Wahlen und Desinformation: Wenn Deepfakes, Trollfarmen oder pseudo-journalistische „Portale“ gezielt Lügen streuen, reicht es nicht, beide „Narrative“ gleich zu gewichten. Plattformen, Redaktionen und Schulen müssen Fakten markieren, Kontexte liefern und digitale Resilienz fördern.

Hassgewalt gegen Minderheiten: Steigen antisemitische, antimuslimische oder rassistische Übergriffe, braucht es klare Solidarisierung, konsequente Strafverfolgung und Prävention – nicht die beruhigende Formel vom „Einzelfall“.

Krieg und Völkerrecht: Beim Angriff auf einen souveränen Staat ist die bloße Äquidistanz moralisch leer. Sanktionen, Unterstützung für die Angegriffenen, humanitäre Hilfe und die Dokumentation von Kriegsverbrechen sind Ausdruck einer normativen Ordnung, nicht „Parteinahme aus Laune“.

Flucht und Grenzen: Pushbacks, Lagergewalt oder Entrechtung an Außengrenzen lassen sich nicht neutral „verwalten“. Rechtsstaat heißt: Asylverfahren, Schutz vor Gewalt, unabhängige Kontrolle.
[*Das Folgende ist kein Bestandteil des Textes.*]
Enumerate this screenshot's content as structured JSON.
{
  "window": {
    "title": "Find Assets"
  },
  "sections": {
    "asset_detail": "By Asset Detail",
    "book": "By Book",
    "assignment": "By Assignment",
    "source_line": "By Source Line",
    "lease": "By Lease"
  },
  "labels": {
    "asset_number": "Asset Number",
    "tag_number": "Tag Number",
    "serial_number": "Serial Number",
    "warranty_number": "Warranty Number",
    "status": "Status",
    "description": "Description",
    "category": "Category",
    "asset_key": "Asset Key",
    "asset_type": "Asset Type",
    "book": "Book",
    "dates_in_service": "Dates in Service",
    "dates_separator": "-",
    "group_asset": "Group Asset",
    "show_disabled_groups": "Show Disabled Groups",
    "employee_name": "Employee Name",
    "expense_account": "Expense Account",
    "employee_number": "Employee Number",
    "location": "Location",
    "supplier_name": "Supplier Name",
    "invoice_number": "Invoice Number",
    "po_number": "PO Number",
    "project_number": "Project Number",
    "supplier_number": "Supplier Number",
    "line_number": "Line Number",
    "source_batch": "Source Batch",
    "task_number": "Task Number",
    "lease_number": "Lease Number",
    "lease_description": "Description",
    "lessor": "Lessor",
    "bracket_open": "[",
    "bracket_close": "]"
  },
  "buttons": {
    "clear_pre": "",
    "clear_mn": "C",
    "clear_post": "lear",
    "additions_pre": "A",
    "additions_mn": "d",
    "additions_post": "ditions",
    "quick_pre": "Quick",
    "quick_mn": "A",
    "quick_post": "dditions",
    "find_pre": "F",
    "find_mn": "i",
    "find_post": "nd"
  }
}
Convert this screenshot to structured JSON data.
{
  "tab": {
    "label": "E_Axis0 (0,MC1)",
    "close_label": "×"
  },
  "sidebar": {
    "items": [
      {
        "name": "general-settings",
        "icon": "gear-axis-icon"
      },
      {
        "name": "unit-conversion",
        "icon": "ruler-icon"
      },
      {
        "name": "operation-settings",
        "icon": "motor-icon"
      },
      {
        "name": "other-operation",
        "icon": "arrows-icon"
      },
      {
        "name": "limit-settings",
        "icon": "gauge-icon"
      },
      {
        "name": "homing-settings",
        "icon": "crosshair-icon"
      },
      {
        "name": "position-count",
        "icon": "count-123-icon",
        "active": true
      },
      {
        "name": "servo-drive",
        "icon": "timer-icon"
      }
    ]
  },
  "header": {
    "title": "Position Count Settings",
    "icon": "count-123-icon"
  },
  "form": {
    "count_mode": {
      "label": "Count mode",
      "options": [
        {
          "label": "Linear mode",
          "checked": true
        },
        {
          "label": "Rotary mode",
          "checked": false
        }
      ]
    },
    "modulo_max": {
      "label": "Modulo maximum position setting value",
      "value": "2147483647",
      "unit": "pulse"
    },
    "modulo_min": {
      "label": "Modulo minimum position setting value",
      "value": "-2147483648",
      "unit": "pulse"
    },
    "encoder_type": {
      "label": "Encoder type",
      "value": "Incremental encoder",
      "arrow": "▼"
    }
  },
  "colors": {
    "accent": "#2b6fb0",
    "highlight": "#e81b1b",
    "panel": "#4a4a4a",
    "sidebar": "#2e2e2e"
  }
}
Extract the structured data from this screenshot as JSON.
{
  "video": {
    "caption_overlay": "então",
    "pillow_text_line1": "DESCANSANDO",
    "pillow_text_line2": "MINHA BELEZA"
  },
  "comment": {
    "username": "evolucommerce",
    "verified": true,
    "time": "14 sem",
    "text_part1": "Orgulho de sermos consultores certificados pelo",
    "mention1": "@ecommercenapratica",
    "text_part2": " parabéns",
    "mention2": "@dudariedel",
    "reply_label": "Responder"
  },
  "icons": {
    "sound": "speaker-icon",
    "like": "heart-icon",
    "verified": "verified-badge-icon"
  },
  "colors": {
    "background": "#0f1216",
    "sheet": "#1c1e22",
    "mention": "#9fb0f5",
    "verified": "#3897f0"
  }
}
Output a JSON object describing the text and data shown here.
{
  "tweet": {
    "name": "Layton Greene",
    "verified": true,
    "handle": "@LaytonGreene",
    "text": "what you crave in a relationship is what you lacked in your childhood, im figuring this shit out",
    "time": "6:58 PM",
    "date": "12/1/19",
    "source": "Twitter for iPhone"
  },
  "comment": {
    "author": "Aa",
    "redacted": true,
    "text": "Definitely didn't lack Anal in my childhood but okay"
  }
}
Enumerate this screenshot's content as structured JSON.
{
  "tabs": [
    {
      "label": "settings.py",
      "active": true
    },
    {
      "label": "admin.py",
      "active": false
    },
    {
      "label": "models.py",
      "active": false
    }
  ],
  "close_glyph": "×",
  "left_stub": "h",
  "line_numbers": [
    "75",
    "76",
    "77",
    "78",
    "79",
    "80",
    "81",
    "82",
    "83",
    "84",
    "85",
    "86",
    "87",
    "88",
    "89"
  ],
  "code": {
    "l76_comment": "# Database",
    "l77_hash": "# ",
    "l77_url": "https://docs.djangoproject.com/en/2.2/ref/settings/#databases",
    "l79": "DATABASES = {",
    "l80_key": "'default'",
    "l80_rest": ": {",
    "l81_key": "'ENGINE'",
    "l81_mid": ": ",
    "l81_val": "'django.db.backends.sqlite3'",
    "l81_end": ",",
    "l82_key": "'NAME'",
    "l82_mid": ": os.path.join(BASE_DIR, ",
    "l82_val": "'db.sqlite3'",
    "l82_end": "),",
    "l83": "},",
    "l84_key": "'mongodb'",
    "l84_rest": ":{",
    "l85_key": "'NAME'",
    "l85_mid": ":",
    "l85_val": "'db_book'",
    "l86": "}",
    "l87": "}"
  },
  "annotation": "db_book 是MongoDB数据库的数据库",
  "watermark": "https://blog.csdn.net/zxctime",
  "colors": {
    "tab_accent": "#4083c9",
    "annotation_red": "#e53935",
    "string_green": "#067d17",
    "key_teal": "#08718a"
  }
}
Korruption und Amtsmissbrauch: Wenn Institutionen instrumentalisiert werden – von der Vergabe öffentlicher Aufträge bis zur Einschüchterung von Justiz oder Medien – genügt kein „beide Seiten“. Transparenz, Untersuchungsausschüsse und Whistleblower-Schutz sind Pflicht.

Diese Beispiele zeigen: Beobachtung allein stabilisiert Unrecht. Demokratie verlangt handlungsfähige Institutionen – und Bürgerinnen und Bürger, die hörbar werden, wenn rote Linien überschritten sind.

Zwischen Differenzierung und Entscheidung

Natürlich braucht politische Urteilskraft Differenzierung: Fakten prüfen, Motive verstehen, Widersprüche aushalten. Aber Differenzierung ist Mittel, nicht Ausrede. Sie führt zur Entscheidung, nicht zur Endlosschleife des Abwägens. Eine reife Demokratie kennt den Unterschied: Sie debattiert offen – und zieht dennoch rote Linien, die nicht überschritten werden dürfen.

Ausblick

Sartres Satz provoziert, weil er uns aus der Komfortzone zwingt. Er ruft nicht zur schrillen Empörung, sondern zur entschiedenen Verantwortung: hinschauen, einordnen, handeln. Neutralität bewahren wir dort, wo Interessen ringen. Aber wo Würde verletzt wird, ist Neutralität kein Schild, sondern ein Spiegel unserer Bequemlichkeit. Wer Freiheit ernst nimmt, darf sich bei Unrecht nicht neutral geben.